CASO ELAINE
Justiça nega liberdade a advogado acusado de feminicídio e aponta tentativa de fuga
Patrícia Neves
O desembargador Marcos Machado, da Primeira Câmara Criminal do Tribunal de Justiça de Mato Grosso (TJMT), negou o pedido liminar de habeas corpus impetrado pelo advogado Cláudio Dalledone Júnior em favor de Cleber Figueiredo Lagreca, acusado de matar a ex-companheira Elaine Stelatto Marques, em outubro de 2023, na região do Lago do Manso, em Chapada dos Guimarães.

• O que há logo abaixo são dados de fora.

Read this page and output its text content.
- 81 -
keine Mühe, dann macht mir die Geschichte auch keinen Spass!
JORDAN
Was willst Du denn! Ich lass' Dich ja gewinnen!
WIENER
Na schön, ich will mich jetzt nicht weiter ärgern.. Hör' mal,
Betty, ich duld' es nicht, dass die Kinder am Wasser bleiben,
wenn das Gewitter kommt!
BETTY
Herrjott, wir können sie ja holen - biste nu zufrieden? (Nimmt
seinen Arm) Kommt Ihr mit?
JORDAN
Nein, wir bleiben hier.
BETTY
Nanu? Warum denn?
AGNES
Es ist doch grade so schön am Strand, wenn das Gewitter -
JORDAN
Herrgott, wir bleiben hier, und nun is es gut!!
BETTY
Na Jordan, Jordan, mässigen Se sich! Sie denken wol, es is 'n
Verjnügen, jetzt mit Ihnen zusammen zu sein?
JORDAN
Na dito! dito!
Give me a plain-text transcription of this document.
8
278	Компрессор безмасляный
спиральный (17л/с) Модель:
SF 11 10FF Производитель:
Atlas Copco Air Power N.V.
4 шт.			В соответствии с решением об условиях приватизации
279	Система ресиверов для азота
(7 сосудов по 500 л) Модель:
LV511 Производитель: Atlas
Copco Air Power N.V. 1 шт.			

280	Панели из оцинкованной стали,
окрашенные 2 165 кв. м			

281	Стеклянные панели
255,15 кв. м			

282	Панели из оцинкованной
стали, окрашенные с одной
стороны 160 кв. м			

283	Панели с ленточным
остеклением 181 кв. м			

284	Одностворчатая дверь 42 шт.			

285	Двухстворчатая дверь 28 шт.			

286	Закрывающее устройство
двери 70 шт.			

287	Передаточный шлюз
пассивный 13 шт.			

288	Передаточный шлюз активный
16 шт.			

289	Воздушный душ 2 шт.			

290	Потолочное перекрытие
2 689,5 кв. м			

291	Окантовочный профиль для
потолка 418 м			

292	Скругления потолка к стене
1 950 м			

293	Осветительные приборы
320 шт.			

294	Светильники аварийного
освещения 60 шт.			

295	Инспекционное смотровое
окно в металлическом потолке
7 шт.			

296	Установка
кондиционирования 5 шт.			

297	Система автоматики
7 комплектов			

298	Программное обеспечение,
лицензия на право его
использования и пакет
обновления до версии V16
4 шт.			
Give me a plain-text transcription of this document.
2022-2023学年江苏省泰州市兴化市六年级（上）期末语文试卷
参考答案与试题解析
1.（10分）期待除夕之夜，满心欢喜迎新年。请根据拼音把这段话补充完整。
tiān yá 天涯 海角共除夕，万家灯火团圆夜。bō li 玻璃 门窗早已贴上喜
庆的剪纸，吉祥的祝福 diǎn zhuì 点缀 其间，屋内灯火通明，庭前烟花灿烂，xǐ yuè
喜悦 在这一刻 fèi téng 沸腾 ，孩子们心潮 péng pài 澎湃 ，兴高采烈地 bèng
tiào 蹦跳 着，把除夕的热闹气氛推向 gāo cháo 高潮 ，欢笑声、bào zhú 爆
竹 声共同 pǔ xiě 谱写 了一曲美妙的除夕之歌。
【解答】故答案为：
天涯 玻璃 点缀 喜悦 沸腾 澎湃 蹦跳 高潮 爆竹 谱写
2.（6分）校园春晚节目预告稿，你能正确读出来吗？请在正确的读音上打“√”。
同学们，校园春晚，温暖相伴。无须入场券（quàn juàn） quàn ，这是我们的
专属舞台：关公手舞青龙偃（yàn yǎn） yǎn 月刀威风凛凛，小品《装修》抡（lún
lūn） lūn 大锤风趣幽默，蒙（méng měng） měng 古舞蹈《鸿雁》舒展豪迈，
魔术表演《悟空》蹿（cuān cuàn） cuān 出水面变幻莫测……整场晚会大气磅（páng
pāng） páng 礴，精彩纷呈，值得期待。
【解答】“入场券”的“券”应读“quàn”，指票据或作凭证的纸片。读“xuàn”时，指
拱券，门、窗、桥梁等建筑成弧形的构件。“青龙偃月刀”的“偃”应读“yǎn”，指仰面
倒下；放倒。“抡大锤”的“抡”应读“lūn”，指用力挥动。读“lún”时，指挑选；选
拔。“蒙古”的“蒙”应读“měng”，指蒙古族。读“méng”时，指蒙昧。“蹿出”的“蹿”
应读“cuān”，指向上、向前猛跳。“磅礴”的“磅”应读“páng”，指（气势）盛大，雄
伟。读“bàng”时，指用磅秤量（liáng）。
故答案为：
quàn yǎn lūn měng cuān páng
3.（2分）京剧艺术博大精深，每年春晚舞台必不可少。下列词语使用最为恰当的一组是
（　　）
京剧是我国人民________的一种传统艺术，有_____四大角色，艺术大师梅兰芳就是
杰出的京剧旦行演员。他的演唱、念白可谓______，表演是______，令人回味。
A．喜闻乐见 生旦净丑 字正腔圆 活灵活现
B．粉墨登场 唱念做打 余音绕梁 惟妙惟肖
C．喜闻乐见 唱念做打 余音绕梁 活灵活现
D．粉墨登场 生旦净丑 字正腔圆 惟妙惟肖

A defesa alegou que o acusado está preso preventivamente há cerca de 20 meses e sustentou a existência de excesso de prazo para a conclusão do processo. O advogado também argumentou que a ação penal poderia prosseguir para a fase prevista no artigo 422 do Código de Processo Penal, com a preparação do julgamento pelo Tribunal do Júri, mesmo diante da tramitação de recurso especial apresentado pelo Ministério Público ao Superior Tribunal de Justiça (STJ).
No habeas corpus, a defesa pediu a revogação da prisão preventiva ou, alternativamente, a substituição da custódia por medidas cautelares diversas. Também requereu que o processo tivesse continuidade até a marcação da sessão do Tribunal do Júri.
Ao analisar o pedido, o desembargador entendeu que a discussão sobre eventual excesso de prazo exige uma análise mais aprofundada pelo colegiado da Primeira Câmara Criminal, após a prestação de informações pelo juízo de primeira instância e manifestação do Ministério Público.
“Quanto ao prosseguimento da ação penal, durante a tramitação do Recurso Especial interposto pelo Ministério Público Estadual, trata-se de pretensão satisfativa, de modo que a caracterização do aventado constrangimento ilegal deve ser analisada mais detalhadamente na oportunidade do seu julgamento definitivo”, registrou o magistrado ao negar a liminar.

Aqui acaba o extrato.